Im Schloß des Schreckens

Gitta Holm

Die Schloßhalle mit den hohen Spitzbogenfenstern lag im schummrigen Halbdunkel. Vorsichtig das Tablett mit dem Teegeschirr und den köstlich duftenden Plätzchen vor sich hertragend, erklomm Ilonka die steinernen Stufen. Nach den aufregenden Ereignissen spürte sie plötzlich eine lähmende Müdigkeit. An einem Treppenabsatz setzte sie das Tablett auf einem flachen Sockel ab, um sich für einen Augenblick auszuruhen. Dabei glitt ihr Blick nach oben. Sie zuckte zusammen. Auf der Empore bewegte sich eine lichte Gestalt in einem langen, fließenden Gewand. Das Gesicht war nicht zu erkennen. Es wurde von einem dichten Schleier verhüllt. Die weiße Frau? Dieselbe Erscheinung, die ihr Vater zu sehen glaubte, bevor er seinen Gehirnschlag erlitt?

»Ihren Reisepaß und Fahrtausweis, bitteschön!« sagte der österreichische Zugkontrolleur, bevor der Orient-Express die Grenzstation erreichte, wo das Zugpersonal turnusmäßig wechselte.

Der Beamte mußte seine Aufforderung wiederholen, bevor das junge Mädchen, das allein in einem Erster-Klasse-Abteil saß, aus seinen Gedanken hochfuhr.

Verwirrt zog Ilonka von Allmassy die gewünschten Reisepapiere aus ihrer Handtasche und überreichte sie dem Mann in der blauen Uniform.

»Können Sie mir sagen, wie lange man braucht, um von Budapest nach Varazdin zu gelangen?« fragte sie schüchtern.

»So an die fünf Stunden mit dem Regionalzug müssen Sie schon rechnen, Komteß«, sagte der Kontrolleur, der aus ihrem Reisepaß entnommen hatte, daß die wirklich hübsche zierliche Brünette eine Grafentochter war.

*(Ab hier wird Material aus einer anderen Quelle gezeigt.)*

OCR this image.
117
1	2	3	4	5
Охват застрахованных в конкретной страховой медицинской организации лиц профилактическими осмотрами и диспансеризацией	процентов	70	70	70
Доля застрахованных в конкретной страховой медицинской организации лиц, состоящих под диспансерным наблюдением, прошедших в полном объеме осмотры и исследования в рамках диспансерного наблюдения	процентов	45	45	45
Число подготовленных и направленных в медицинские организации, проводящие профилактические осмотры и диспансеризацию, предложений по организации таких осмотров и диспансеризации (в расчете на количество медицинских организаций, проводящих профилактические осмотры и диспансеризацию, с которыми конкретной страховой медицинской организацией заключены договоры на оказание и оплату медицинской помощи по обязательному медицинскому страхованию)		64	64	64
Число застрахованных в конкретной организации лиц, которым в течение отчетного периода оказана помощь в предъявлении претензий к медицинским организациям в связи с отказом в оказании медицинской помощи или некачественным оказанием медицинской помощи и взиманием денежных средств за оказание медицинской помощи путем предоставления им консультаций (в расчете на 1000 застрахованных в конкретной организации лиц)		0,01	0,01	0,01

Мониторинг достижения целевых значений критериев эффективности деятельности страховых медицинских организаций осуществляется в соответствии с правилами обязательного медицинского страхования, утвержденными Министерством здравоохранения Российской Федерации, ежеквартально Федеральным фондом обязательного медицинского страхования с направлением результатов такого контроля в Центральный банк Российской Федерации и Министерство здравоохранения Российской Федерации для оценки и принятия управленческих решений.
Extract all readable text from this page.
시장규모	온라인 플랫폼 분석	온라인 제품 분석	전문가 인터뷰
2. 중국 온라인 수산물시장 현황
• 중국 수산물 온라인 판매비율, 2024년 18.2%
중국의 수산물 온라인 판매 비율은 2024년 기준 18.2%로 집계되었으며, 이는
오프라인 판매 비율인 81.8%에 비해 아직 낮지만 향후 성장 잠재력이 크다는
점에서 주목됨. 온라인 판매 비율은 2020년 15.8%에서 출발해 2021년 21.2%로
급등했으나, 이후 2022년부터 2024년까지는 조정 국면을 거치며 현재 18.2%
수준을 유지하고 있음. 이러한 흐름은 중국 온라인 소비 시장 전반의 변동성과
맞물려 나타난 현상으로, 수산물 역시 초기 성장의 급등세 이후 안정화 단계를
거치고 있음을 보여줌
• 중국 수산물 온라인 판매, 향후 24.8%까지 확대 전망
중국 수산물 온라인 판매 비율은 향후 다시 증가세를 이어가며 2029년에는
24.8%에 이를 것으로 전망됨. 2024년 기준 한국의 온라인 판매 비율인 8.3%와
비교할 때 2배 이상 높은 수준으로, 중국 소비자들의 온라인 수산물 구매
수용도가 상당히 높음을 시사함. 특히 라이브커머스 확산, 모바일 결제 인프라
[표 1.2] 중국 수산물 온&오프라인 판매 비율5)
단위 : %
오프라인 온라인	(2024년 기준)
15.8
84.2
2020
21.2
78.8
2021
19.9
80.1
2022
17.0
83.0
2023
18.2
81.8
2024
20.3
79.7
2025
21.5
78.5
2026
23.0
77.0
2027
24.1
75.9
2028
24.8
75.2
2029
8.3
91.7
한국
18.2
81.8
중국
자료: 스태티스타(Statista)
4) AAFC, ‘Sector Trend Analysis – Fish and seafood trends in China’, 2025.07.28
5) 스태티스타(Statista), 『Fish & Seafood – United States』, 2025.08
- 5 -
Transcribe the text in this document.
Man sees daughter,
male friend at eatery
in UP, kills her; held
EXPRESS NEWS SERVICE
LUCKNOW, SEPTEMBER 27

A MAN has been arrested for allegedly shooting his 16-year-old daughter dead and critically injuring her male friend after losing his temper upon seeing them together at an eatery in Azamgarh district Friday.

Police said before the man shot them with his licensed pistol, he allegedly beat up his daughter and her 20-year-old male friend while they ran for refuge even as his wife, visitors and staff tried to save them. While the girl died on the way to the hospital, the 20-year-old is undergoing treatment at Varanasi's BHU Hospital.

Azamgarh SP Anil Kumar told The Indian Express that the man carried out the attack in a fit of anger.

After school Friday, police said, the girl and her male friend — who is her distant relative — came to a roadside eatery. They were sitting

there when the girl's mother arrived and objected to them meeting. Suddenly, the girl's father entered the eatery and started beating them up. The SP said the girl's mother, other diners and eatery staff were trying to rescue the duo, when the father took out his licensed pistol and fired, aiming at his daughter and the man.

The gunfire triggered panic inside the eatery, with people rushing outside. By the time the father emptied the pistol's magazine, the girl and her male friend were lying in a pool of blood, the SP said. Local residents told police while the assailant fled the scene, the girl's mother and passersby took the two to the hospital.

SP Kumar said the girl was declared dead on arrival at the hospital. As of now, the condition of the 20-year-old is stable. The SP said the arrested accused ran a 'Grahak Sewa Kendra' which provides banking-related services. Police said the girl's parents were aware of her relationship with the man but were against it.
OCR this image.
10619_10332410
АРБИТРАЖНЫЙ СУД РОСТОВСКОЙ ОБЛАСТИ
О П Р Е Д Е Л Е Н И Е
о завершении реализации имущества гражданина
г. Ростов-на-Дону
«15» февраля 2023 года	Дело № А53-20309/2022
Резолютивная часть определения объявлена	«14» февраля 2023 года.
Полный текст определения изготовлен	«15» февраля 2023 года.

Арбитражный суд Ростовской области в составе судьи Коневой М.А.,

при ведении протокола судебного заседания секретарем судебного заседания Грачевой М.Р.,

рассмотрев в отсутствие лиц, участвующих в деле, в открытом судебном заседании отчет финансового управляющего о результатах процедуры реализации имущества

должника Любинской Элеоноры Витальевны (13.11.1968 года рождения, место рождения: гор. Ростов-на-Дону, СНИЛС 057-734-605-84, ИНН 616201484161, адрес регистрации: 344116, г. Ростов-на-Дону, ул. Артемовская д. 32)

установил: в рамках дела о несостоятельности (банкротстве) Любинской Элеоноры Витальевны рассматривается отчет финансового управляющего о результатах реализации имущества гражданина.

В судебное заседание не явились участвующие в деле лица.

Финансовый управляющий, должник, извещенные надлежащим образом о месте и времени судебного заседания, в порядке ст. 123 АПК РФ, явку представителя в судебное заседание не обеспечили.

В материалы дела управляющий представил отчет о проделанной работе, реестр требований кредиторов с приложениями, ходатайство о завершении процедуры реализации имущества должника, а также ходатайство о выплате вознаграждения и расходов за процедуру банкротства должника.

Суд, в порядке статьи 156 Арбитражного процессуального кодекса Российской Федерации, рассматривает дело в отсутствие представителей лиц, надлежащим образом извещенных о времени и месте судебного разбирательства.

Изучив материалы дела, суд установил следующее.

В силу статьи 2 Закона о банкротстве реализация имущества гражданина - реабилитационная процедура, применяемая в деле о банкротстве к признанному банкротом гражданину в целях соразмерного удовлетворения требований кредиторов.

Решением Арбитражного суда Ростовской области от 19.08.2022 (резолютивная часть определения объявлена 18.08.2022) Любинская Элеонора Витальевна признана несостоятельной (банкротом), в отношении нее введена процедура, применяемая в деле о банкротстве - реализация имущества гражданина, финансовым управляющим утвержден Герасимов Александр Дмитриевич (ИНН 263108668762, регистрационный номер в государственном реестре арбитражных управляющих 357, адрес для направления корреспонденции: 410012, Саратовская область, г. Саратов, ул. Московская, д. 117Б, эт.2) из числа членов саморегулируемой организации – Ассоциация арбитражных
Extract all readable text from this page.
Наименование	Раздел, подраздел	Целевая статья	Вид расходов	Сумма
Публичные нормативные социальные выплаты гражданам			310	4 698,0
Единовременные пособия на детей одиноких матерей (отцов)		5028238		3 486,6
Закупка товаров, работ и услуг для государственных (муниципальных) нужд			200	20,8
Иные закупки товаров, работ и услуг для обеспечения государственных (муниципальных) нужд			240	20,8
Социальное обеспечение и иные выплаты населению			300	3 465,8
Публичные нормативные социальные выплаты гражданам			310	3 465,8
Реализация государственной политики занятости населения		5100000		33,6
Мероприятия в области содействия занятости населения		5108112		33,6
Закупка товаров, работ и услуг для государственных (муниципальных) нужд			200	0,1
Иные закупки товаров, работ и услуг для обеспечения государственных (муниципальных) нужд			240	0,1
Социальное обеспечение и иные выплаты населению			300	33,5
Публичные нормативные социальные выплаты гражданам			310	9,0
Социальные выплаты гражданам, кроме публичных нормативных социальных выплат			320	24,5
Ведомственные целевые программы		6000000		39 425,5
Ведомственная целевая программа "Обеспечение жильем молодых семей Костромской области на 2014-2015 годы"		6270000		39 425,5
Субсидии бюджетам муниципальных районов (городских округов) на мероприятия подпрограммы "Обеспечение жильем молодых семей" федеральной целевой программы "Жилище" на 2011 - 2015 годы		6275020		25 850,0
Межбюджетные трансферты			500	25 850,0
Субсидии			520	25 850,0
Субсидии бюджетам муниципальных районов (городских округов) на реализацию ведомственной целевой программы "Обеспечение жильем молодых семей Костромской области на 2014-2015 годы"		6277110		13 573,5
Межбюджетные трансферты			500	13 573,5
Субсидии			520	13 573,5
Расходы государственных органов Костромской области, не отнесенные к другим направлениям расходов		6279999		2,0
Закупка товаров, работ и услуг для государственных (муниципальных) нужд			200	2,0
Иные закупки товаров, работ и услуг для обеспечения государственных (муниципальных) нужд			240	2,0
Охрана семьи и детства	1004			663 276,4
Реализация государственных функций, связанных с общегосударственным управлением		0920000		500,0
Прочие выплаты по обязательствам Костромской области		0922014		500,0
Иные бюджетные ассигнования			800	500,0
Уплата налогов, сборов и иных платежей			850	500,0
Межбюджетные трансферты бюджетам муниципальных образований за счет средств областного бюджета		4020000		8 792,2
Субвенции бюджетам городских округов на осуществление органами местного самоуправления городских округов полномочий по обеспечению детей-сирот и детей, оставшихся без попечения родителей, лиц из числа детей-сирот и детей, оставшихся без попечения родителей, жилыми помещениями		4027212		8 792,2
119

Mit einer ganz kleinen Verbeugung, wie man es hohen Herrschaften wohl schuldig ist, verließ er dann wieder das Abteil.

Ilonka war sichtlich nervös, und das hing mit ihrem schlechten Gewissen zusammen.

Sie war heimlich aus dem vornehmen Mädchenpensionat von Madame Fleurie entwischt, nachdem sie die strenge Leiterin des Schweizer Internats vergebens um eine Woche Sonderurlaub gebeten hatte.

Vater wird mir sehr böse sein, dachte Ilonka, indem sie einen zerknitterten Brief aus der Tasche zog, den sie mittlerweile fast auswendig kannte. Tante Jarmila hatte ihr in einem Eilbrief mitgeteilt, ihre geliebte Großmutter sei nach einem schweren Sturz ans Bett gefesselt und völlig auf fremde Hilfe angewiesen.

Dies war jedoch nicht die einzige Hiobsbotschaft. Der Schloßverwalter von Höltyhöh, woher das Grafengeschlecht der Almassys stammte, war einem Herzinfarkt erlegen, worauf seine Frau, die den Schloßhaushalt leitete, vor Kummer erkrankte und ihren Dienst aufgab. Bis auf eine schwerhörige Kammerzofe hatten die übrigen Bediensteten ebenfalls das unter Denkmalschutz stehende Schloß verlassen.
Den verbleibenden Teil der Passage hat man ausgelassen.